← Back to context

Comment by crawshaw

2 months ago

[exe.dev co-founder here] Hi. Re: oauth2, the last product I built, Tailscale, only did auth by oauth2. I chose this because 1. businesses need it anyway, and 2. passwords are terrible.

But it was a choice that does not come for free. I dread a page of buttons for third-party services, and the control I give them over my life. I hate that I never know if I should log in with GitHub, or Google, and for a dozen services I have multiple accounts because I got lost in the miasma of oauth2.

Still, it was better than passwords!

But since the last product I built, the world has changed. We have passkeys now. Which are superior in every way for individuals using a third-party service. You get better UX. You get better privacy. It is a fundamentally better technology.

I did not list SSO under teams because I want to "tax" people. I did it because SSO only makes sense for businesses, where an administrator controls accounts, and can delete yours when necessary.

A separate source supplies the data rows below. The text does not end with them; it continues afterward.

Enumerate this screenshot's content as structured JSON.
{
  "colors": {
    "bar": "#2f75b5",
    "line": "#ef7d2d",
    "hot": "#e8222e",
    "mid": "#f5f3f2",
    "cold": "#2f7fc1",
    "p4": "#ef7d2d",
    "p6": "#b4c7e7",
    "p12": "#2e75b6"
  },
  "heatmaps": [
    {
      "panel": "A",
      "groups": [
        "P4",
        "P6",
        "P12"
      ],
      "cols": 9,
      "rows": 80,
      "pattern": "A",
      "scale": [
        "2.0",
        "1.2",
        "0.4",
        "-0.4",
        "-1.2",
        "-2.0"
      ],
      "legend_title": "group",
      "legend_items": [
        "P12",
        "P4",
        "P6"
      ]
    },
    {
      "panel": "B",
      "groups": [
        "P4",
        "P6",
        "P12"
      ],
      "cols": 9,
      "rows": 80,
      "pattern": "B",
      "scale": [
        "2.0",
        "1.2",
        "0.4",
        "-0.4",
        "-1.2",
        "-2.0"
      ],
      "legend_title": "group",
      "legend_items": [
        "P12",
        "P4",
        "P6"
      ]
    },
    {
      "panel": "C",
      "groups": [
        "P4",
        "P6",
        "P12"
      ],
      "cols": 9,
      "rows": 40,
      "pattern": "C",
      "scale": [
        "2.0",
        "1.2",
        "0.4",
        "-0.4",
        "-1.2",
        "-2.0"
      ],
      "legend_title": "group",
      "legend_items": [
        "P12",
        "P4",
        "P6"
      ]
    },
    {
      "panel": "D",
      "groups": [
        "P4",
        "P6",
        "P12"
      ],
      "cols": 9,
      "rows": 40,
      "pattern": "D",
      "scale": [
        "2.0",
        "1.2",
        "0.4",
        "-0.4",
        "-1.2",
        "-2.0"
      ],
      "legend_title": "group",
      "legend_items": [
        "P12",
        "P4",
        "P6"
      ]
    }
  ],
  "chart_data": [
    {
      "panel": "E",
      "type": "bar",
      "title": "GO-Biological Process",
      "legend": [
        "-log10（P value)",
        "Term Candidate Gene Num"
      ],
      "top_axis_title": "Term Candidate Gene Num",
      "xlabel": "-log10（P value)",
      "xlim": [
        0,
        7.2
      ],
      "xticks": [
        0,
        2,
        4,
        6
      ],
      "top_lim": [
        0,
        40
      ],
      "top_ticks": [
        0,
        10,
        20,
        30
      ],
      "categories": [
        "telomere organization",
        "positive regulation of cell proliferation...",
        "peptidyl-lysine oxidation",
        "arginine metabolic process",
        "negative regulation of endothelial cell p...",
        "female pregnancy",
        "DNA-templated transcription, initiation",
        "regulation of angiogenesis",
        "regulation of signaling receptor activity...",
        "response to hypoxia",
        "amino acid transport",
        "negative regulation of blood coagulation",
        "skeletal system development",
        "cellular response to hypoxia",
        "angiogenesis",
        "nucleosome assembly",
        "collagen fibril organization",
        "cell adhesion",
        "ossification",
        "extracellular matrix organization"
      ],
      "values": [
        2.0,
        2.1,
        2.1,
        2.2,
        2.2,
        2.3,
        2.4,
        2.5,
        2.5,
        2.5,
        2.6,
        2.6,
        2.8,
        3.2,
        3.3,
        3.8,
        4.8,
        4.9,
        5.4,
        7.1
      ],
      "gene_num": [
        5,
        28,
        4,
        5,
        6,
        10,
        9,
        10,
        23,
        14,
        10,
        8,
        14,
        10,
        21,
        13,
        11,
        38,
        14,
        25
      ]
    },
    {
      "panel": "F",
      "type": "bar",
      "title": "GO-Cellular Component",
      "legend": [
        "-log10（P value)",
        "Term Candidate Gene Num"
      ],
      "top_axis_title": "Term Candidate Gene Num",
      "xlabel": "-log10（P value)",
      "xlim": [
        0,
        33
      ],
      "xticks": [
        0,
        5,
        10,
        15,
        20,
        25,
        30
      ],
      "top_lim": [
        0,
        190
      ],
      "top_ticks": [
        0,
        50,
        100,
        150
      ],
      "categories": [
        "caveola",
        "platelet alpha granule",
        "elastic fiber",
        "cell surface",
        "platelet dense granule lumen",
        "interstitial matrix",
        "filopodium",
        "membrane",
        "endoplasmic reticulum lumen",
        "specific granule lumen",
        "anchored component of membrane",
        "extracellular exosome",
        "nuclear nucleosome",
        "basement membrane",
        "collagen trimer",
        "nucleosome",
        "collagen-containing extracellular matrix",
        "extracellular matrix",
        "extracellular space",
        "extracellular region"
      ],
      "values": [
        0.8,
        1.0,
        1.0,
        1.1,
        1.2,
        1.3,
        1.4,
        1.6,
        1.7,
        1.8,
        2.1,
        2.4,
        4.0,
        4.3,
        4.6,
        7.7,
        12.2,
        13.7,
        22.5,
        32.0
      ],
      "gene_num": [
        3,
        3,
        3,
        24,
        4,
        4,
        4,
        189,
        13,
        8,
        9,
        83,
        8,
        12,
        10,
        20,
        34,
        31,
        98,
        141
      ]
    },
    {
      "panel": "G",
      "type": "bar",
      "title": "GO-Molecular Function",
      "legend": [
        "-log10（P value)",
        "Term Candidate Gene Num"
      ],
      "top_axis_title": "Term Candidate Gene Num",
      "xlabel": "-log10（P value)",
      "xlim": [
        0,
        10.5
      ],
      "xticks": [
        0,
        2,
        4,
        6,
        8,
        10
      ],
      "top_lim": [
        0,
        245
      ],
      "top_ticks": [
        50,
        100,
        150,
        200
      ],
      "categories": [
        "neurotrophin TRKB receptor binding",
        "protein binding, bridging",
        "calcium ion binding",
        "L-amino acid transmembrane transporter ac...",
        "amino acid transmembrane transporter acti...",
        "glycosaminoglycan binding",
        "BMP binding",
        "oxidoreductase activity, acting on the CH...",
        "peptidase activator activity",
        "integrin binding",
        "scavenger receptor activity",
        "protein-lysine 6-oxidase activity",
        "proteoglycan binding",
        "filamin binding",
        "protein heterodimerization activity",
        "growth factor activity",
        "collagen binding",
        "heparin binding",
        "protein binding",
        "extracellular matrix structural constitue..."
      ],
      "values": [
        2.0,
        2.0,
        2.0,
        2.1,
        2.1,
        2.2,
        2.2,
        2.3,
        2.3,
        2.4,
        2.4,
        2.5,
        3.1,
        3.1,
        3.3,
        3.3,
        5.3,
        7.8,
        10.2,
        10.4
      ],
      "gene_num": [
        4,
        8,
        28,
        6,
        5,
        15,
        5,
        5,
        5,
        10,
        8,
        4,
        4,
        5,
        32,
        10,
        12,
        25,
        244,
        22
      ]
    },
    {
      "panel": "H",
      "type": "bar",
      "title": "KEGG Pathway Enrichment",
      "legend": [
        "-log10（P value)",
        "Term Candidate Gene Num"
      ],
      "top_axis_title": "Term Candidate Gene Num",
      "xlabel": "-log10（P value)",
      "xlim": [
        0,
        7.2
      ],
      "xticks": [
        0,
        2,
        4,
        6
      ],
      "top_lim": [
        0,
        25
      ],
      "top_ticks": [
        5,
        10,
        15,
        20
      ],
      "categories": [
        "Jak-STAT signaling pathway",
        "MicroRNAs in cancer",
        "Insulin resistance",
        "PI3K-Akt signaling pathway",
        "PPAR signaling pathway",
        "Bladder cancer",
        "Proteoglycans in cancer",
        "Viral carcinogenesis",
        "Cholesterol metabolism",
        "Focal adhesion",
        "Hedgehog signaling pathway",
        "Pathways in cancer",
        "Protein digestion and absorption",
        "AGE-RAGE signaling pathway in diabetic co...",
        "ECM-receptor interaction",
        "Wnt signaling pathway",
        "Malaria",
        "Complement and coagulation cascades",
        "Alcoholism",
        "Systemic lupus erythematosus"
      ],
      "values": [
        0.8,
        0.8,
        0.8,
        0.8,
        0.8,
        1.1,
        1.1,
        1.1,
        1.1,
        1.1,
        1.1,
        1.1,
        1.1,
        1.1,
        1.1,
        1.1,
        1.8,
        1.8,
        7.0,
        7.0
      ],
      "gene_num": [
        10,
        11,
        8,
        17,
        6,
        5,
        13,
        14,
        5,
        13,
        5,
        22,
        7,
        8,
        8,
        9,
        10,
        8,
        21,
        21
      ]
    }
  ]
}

There, oauth2 is the best technology we have. But for individuals, it is a dead technology. I am reluctant to make everyone's exe.dev experience worse for legacy tech.

"We" don't have passkeys now. Many functional android devices are not being upgraded to the latest Android versions, and simply will never get true passkey support that isn't locked away inside of Google's vault.

Passwords are much better than the OAuth2 coolaid, and passwords will still be better as long as older devices can't support passkeys due to arbitrary restrictions.

Appreciate you not following Tailscale's authentication many SSO provider approach. It makes sense for teams/business, (Tailscale's customers) but creates some confusion and extra friction for casual homelab users like me. I have a note in 1Password for tailscale.com just titled "USE GITHUB AUTH".

Passkeys work great for me and I greatly prefer them. Exe.dev I think is the first service I've seen that's so passkey centric and it makes a lot of sense.

I don't see how Oauth2 is a legacy technology. It will never be until all of the problems of passkeys are solved. And I very much wouldn't just dismiss oauth2 as something only businesses have, because Oauth2 does have its uses where it can convey information a passkey cannot.